Because the dome they were constructing—the great protective barrier that would shield civilians, armies, and fleets alike—was admirable. Strong. Resilient.
Civen's lips curved in a private smile as the doors to her chambers opened in front of her.
She waited until Dienari's presence thinned to a mere itch at the edge of her senses, then closed the door and let Keryna slide her aura into place. One quick gesture and the room's usual lattice of surveillance—went dark to everyone but them. Keryna's lips quirked. "Funny how much faith they put in a dome and a promise," she said, voice low and amused.
"To be fair," Civen replied, easing onto the chaise, "it's a solid plan. In normal circumstances it would work." She nodded toward AAA-Ka-Nier. The stitched thing uncoiled from its cloak like a satisfied spider and produced, with ceremonious fuss, a small glass jar. Water sloshed within it over a scatter of gleaming scales. Civen took it without ceremony, uncorked it, and drank.
The effect was ordinary-seeming for a moment—cool water, metallic tang—and then her face changed, as if a curtain had been pulled from a wall inside her head. Memories she'd tucked away slid back into place: the bargains she'd made, the names she'd traded, the faces she'd promised would be kept safe and the faces she'd promised would suffer. She smiled, private and thin. She'd "shed" that part of herself for the meeting—an old trick, kept behind closed doors. Being clueless had the same weight as being genuine under a Pact. People trusted what they could see. People trusted what they thought they understood. Caelus and Eirian, for all their caution, still hadn't twigged to the act. Let them stay convinced; it made their trap easier to set.
Keryna's chuckle died into a whisper as AAA-Ka-Nier chittered insistently, claws tapping the table. The creature's voice was a string of clicks that her two ears translated as sharp news. Civen's eyes went cold and bright. "Givena and Cale have eyes on the Blood Prince and the Occulted Moon," she murmured, parsing the information the fed to her. "They're separated."
Interesting and useful.
She set her jaw. "Accelerate the timeline," she told Keryna, and gestured to the Ryun thread AAA-Ka-Nier had already woven between them. The stitched thing obliged, its chittering converting into the precise knots and pulses of a Ryun message on a stitched rag that disappeared. Orders unfurled, her plan tightened in parallel.

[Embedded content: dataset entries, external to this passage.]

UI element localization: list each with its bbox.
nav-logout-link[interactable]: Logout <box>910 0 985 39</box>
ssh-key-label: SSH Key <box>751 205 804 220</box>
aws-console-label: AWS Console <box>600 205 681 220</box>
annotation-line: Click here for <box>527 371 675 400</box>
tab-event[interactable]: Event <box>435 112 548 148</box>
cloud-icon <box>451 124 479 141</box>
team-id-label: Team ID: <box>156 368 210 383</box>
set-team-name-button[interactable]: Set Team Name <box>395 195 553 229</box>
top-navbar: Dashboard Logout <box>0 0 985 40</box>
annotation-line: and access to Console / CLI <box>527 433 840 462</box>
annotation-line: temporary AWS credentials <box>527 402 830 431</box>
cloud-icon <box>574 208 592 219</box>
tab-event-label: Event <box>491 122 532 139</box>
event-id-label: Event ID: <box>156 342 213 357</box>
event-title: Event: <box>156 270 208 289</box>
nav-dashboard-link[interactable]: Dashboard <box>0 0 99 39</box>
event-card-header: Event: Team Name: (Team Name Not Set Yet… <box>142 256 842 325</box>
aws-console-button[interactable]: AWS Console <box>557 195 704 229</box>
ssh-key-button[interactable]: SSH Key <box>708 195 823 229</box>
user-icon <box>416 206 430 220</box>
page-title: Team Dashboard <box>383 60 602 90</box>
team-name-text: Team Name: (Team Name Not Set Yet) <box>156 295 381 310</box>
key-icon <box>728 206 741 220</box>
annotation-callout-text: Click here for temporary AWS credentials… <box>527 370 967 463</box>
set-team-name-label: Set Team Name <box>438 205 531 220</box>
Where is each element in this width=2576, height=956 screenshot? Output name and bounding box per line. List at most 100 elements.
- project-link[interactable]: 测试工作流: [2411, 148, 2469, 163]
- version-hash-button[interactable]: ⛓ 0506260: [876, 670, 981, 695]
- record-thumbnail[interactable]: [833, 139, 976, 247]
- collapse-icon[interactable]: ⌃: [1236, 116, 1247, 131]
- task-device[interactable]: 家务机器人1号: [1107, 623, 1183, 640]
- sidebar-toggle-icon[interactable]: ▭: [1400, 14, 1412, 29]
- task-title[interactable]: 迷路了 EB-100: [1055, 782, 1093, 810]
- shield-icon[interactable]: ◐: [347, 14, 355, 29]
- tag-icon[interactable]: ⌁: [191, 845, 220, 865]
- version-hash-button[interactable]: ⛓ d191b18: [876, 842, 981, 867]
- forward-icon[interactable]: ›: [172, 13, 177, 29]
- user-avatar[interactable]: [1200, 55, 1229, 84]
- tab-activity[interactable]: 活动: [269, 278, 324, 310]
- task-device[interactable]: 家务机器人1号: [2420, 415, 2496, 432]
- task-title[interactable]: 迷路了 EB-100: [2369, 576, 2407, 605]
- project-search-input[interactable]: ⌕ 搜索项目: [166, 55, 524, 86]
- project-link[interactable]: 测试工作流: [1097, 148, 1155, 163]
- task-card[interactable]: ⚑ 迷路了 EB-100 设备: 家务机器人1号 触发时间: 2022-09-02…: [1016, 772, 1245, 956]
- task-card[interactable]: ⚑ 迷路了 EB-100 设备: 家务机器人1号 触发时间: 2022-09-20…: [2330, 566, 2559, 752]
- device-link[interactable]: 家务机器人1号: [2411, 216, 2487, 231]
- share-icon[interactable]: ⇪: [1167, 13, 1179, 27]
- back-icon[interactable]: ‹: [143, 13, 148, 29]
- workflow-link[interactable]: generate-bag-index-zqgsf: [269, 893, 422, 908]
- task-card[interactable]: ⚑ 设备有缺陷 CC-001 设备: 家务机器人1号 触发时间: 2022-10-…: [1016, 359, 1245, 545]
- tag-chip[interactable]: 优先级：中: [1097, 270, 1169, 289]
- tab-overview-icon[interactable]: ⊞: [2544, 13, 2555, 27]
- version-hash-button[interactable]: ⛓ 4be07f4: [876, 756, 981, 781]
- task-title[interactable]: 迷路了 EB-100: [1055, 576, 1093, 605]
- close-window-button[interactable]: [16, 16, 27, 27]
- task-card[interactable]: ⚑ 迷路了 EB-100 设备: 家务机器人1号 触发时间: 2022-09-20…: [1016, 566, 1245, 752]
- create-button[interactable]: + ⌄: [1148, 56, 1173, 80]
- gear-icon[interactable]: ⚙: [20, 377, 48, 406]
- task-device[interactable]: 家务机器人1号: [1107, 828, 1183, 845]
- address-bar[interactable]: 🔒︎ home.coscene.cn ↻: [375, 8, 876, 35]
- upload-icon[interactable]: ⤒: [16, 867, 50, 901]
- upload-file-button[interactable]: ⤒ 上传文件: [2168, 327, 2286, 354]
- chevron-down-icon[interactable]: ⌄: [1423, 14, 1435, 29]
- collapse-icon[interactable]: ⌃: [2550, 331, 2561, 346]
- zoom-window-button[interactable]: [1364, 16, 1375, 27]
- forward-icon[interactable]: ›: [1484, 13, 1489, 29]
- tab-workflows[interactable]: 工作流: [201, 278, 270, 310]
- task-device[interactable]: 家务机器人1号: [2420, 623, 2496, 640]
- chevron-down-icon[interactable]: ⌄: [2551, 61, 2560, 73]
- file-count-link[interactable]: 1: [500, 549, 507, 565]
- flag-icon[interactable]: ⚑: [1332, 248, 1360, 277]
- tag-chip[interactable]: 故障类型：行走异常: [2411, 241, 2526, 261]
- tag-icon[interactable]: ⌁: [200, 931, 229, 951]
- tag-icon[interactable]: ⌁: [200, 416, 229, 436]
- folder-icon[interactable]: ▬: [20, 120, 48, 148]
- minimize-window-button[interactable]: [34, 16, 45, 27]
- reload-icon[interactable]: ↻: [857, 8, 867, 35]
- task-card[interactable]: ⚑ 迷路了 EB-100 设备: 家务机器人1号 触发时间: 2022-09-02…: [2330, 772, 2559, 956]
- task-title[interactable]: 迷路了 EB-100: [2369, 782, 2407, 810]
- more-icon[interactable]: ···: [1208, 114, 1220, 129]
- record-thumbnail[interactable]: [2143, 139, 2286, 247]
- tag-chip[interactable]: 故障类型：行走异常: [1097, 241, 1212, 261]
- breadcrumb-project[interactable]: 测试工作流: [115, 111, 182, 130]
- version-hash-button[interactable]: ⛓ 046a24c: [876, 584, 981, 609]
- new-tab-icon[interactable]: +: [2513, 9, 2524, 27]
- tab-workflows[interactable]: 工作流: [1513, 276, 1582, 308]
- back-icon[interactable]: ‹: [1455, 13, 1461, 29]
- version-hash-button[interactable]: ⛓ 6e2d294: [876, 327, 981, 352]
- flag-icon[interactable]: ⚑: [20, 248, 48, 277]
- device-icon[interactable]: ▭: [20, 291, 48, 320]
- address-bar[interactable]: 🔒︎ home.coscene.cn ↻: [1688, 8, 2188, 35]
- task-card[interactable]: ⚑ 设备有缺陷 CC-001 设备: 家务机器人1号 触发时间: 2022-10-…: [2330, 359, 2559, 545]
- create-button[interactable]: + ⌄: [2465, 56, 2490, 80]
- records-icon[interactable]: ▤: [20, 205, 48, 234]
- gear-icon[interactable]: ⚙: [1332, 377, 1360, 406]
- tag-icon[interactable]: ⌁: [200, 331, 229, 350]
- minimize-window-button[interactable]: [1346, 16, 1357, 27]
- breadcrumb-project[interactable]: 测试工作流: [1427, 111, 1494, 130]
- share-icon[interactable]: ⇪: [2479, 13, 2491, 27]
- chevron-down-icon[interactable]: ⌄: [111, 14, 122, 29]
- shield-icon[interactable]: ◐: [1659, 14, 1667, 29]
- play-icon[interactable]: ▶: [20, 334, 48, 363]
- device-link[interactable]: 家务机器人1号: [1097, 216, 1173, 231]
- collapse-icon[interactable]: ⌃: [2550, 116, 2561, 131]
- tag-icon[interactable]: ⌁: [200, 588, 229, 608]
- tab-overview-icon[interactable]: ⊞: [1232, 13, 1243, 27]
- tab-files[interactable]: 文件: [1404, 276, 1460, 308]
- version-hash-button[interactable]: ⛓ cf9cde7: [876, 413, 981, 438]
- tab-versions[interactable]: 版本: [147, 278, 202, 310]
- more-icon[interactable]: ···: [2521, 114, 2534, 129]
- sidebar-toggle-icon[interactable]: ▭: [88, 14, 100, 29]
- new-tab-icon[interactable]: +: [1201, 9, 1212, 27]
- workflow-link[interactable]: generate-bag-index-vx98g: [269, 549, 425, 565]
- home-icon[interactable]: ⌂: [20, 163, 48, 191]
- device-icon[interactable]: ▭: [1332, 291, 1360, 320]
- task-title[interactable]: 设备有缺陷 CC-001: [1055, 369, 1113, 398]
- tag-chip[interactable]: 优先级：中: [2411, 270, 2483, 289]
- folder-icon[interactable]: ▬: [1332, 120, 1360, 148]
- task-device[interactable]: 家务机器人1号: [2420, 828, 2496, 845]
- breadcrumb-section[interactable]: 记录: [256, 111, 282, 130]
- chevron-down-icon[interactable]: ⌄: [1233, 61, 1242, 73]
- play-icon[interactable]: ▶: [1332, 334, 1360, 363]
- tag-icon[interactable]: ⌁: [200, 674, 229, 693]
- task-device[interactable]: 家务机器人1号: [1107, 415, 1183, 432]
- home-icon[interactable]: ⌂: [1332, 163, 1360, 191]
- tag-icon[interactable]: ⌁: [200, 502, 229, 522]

The only real unknown was the Lands Herald, a force that might push her hands, when she would rather keep patient. That uncertainty pushed her teeth together for a heartbeat—but only a heartbeat. She'd proclaimed her truth in the hall; she'd bound herself with the Pact. Everything was still moving along just fine. "Fate seems to be on our side," she said to Keryna, cold amusement curling at the edge of her words. "We turn the city into a sanctuary first, then a tomb. If the Herald forces our hand, we move earlier. If not— we move as originally planned."
Keryna's eyes glittered in agreement. AAA-Ka-Nier twitched, pleased with its part. Outside the room, the city hummed under preparations it believed were for safety. Inside, Civen tasted something sweeter: the slow, patient hunger of a creature who had nothing left to lose and all the time she needed to take it back.